Los arqueólogos han identificado a la figura como la de un dios pagano de 4.000 años grabado en un cuerno que luego se fosilizó.

Tarasov describe su experiencia de pescar este raro artefacto:

“Utilicé una red en vez de una línea, y la estaba recogiendo cuando noté que algo la hacía pesada, y pensé que había arrastrado una roca. Logré sacarla con ayuda de mi compañero. Iba a desechar el pedazo de roca cuando me di cuenta que tenía grabado un rostro.

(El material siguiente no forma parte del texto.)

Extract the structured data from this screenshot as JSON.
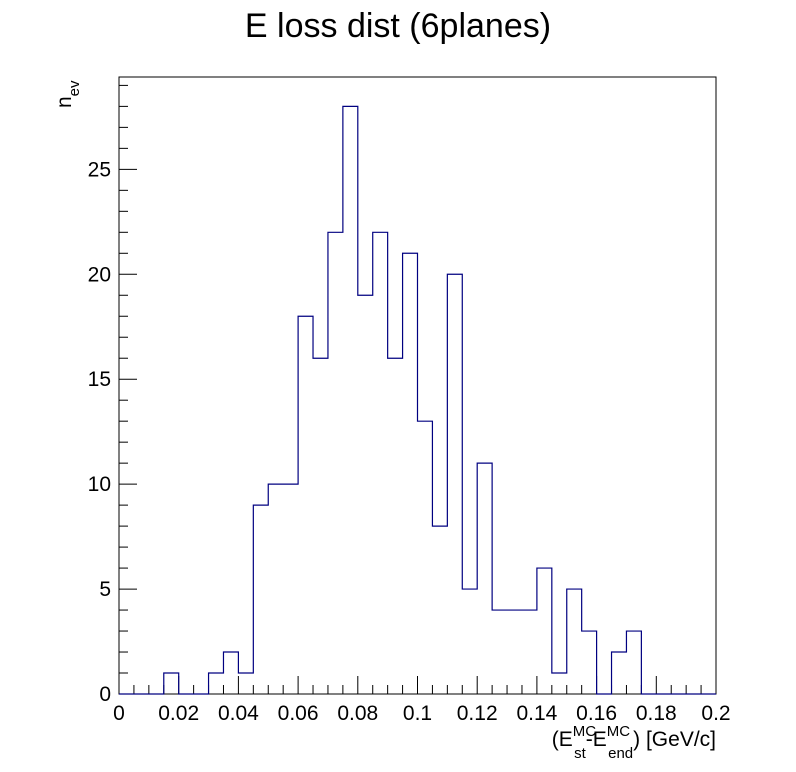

La lavé en el río y noté que lo que tenía en mis manos era más que una simple piedra. La llevé al museo local donde los expertos me contaron que la estatuilla había sido grabada al principio de la Edad de Bronce”.

Antes del advenimiento del Cristianismo en Rusia en el siglo décimo de nuestra era, la gente eslava practicaba varias formas de paganismo. Su religión era politeísta y el panteón de dioses, deidades y espíritus estaba directamente conectado con los elementos, las estaciones y la sobrevivencia.

Actuales teorías sugieren que la estatuilla encontrada perteneció a la cultura Okunev o Samus, dos sociedades vecinas de la Edad de Bronce datadas allí por mitad del segundo milenio antes de Cristo en el sur de Siberia. Ambas culturas son conocidas por haber dejado detrás de sí extraordinarios ejemplos de arte representativo, incluyendo amuletos, estelas de piedra, petroglifos y estatuillas.

Tarasov ha donado su singular hallazgo al Museo de Historia de Tisul sin pedir ninguna compensación a cambio. “La gente debe verla y aprender la historia de su región. Es una pieza preciosa para cualquier museo del mundo”, dijo el pescador.